Win McNamee/Getty Images

Former national security adviser Susan Rice slammed President Donald Trump for storing the notes from his phone conversation with Ukrainian President Volodymyr Zelensky on a top-secret server — then admitted the Obama administration stored communications on the same server.

Speaking at the Texas Tribune Festival, Rice tore into the Trump administration for "unprecedented" actions, claiming officials have attempted to "bury" information.

"What [the Trump administration] did instead of storing it in the normal system, which is protected and classified, even though there was no classified substance in that actual discussion," Rice said. "Instead of putting it where it normally resides, they hid it on a very highly sensitive, highly compartmented server that very few people in the U.S. government have access to in order to bury it."

Then Rice was asked by the moderator how often the Obama administration did what she is criticizing the Trump administration for doing.

"We never moved them over unless they were legitimately, in the contents, classified," she admitted

Despite admitting the phone conversation transcript was not a verbatim transcript — therefore acknowledging the exact contents of the call have not been publicized — Rice claimed the conversation between Trump and Zelensky did not meet the standard to be stored on the top-secret server.
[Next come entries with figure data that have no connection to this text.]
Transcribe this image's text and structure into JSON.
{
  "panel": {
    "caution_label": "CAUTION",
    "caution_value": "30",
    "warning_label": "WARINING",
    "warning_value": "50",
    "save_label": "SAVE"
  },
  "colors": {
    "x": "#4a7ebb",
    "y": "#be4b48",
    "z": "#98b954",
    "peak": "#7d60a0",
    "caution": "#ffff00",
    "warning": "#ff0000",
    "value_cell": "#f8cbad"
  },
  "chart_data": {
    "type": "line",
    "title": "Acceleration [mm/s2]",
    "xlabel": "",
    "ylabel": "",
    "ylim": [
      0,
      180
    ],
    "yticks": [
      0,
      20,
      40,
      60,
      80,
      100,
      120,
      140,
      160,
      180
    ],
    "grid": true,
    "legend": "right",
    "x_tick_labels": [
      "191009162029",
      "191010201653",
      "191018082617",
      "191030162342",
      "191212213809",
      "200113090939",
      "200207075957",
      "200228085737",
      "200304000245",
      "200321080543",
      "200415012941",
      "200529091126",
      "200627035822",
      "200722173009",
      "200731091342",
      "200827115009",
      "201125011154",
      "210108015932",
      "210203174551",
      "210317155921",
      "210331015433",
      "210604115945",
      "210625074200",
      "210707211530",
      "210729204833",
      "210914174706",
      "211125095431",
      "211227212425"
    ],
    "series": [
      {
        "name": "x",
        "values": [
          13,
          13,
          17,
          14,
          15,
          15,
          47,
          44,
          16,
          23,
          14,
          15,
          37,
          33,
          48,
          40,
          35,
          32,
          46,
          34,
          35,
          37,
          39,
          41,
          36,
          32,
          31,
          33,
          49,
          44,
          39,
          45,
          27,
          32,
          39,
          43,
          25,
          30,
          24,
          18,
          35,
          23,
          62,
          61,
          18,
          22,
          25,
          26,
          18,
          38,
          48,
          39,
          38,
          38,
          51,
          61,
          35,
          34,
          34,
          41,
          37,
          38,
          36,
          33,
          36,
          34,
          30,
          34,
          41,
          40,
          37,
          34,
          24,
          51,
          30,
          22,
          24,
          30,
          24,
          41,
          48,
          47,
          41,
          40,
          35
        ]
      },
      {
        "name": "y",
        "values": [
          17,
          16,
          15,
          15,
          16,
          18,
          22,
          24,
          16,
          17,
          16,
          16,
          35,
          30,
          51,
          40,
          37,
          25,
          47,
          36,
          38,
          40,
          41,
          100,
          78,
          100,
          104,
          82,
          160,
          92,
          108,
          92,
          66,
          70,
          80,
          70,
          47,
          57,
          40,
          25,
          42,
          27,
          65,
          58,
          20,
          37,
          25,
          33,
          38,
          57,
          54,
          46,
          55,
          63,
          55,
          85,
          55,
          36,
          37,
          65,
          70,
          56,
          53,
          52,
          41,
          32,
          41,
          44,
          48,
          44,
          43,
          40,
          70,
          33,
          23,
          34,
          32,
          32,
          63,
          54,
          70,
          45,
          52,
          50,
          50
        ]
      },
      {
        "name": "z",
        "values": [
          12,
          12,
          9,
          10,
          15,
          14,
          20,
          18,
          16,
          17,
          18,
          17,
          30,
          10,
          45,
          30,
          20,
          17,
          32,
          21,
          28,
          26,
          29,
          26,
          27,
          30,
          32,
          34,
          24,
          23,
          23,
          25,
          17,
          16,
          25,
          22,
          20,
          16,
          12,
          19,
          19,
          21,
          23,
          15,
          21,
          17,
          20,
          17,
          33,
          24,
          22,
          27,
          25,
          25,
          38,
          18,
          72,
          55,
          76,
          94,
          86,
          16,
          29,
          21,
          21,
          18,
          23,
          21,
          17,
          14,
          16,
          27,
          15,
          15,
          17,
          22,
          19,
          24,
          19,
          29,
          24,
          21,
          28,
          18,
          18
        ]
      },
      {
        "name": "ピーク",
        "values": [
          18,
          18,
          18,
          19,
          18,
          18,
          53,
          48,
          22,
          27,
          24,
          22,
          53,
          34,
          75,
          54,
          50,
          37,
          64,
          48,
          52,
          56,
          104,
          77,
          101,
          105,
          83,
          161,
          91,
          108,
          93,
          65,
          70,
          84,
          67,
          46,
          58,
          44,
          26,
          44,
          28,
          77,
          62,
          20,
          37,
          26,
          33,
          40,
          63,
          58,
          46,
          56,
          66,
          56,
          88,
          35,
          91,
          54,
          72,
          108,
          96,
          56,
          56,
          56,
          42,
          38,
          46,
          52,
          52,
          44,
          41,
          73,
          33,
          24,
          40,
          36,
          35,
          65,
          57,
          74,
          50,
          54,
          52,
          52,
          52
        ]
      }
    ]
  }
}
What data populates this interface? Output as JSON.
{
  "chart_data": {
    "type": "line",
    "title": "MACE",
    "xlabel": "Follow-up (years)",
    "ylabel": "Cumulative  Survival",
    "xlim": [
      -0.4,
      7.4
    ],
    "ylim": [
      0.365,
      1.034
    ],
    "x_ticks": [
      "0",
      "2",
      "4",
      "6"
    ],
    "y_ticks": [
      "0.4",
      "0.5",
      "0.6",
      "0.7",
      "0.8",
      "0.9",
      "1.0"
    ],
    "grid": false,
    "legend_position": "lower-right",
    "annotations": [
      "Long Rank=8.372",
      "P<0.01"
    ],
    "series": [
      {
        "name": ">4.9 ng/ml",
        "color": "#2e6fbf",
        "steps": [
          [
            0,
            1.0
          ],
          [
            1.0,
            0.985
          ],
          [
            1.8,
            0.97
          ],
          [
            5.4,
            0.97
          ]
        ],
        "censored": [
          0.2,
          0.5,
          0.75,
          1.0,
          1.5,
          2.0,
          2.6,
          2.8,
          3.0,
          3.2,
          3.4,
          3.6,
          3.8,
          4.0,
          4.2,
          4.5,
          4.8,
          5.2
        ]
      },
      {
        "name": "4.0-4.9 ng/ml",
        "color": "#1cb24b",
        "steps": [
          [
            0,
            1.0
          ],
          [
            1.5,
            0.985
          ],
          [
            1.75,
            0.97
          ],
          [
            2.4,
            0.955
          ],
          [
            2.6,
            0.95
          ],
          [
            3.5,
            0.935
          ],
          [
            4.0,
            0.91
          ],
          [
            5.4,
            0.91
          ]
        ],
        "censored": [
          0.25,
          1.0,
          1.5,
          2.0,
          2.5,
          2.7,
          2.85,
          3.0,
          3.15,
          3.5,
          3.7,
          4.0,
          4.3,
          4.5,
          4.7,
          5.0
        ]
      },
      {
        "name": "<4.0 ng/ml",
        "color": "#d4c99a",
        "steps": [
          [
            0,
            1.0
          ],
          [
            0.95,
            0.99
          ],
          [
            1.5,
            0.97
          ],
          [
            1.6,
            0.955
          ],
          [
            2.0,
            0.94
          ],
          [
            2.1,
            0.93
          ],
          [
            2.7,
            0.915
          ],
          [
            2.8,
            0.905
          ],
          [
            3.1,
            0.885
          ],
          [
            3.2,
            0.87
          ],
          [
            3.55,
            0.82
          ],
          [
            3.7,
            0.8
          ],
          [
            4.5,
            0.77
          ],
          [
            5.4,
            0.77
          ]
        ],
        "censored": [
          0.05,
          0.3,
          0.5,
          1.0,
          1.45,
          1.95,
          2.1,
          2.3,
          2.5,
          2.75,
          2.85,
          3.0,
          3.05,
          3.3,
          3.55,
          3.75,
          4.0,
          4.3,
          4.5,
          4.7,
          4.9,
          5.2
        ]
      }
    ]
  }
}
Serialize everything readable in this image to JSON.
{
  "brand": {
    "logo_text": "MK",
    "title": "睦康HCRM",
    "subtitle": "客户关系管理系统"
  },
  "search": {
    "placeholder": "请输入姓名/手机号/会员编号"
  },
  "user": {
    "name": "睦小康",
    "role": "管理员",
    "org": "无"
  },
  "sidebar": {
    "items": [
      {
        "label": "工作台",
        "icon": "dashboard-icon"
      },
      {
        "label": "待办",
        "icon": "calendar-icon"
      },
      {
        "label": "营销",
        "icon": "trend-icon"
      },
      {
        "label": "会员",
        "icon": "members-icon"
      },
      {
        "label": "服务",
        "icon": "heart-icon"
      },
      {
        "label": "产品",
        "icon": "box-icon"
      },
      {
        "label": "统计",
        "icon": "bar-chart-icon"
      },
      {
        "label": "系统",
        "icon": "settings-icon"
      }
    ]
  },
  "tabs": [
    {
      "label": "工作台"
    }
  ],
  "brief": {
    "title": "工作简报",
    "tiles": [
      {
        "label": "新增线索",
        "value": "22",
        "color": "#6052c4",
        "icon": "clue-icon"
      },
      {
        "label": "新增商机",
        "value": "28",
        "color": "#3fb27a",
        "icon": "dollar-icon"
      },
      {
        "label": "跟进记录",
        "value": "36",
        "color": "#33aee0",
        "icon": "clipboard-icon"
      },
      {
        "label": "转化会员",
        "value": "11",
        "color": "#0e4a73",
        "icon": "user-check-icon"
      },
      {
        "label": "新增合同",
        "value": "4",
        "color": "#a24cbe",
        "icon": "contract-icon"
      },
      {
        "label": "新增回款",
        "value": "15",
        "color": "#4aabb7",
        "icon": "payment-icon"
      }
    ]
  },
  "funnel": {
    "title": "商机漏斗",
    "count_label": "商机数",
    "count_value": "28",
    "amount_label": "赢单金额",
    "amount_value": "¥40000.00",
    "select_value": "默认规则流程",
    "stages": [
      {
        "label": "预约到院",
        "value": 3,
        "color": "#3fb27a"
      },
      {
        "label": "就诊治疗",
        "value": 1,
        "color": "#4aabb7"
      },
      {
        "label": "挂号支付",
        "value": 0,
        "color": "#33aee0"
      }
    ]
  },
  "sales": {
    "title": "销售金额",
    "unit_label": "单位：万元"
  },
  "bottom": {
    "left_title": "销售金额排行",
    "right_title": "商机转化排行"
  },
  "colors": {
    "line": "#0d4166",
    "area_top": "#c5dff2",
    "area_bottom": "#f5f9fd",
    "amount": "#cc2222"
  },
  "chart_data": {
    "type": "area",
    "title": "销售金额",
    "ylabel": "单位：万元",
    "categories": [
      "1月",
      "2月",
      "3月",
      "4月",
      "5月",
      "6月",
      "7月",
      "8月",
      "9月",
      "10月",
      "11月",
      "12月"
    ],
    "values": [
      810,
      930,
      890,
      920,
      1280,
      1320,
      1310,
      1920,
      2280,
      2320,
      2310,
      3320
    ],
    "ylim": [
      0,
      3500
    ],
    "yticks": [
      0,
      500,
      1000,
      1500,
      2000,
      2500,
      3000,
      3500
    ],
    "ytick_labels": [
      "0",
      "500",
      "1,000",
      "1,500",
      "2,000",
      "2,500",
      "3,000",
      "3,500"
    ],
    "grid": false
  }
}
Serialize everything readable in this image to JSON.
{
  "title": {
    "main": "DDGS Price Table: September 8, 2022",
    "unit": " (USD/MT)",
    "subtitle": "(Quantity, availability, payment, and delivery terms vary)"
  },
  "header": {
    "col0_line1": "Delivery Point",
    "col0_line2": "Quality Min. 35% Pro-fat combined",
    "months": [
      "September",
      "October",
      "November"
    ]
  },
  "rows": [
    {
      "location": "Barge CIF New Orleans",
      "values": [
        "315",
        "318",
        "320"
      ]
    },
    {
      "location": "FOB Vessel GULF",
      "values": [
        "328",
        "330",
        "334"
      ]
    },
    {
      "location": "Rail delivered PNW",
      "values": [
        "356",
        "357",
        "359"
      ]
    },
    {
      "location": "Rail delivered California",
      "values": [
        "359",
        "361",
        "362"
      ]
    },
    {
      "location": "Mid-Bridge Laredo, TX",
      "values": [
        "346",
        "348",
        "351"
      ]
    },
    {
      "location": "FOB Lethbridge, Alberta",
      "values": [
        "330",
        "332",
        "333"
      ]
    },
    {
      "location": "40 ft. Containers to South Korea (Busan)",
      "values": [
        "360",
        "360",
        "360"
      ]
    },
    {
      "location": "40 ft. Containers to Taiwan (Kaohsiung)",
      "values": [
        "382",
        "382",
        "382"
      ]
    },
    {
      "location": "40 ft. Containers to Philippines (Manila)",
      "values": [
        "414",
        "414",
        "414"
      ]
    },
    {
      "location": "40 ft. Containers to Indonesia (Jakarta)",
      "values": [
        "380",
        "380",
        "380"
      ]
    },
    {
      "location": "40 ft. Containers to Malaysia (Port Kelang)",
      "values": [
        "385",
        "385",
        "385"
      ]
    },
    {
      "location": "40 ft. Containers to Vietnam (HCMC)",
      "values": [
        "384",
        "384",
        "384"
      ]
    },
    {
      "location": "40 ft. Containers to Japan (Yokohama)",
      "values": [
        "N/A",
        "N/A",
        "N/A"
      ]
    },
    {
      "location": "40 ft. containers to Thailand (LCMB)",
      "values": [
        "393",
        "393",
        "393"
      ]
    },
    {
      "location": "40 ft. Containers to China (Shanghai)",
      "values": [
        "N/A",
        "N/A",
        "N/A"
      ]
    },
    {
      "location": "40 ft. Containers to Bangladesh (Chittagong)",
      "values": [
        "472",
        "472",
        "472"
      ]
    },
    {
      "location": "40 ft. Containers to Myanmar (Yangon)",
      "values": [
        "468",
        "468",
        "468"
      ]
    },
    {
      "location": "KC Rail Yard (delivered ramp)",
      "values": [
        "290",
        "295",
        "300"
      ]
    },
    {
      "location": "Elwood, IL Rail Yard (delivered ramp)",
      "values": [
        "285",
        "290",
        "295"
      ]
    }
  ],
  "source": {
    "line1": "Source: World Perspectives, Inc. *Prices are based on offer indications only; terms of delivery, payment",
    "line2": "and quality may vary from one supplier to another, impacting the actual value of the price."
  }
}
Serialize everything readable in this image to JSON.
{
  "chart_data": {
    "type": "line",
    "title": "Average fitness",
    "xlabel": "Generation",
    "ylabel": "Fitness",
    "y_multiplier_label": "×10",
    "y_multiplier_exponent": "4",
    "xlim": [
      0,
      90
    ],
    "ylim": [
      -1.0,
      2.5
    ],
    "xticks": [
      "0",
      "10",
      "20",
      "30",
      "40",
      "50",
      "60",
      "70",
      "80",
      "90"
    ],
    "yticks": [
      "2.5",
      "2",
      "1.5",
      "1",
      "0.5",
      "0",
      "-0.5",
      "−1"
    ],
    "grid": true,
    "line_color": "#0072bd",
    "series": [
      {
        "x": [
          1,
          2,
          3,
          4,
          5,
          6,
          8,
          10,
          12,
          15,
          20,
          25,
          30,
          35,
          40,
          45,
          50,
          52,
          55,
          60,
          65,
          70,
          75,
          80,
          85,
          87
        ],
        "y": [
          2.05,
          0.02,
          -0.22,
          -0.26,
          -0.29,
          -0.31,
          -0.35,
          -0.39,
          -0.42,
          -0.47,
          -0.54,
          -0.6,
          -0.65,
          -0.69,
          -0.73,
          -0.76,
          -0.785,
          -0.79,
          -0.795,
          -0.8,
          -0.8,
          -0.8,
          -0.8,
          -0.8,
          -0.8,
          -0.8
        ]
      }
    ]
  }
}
"It's rare that a presidential conversation would be classified to that highest level — it's not impossible, it's very rare — even when two leaders are discussing classified information," she said. "Here's a case where there was nothing classified and it was moved to the most secure, sensitive server."

However, ABC News reported the White House has stored conversations between Trump and foreign leaders on secure servers since 2017. A source who spoke to ABC News called the practice "basically standard operating procedure."

The White House reportedly began storing the conversations on secured servers after two calls — one between Trump and the leader of Mexico and another between Trump and the leader of Australia — were leaked in 2017.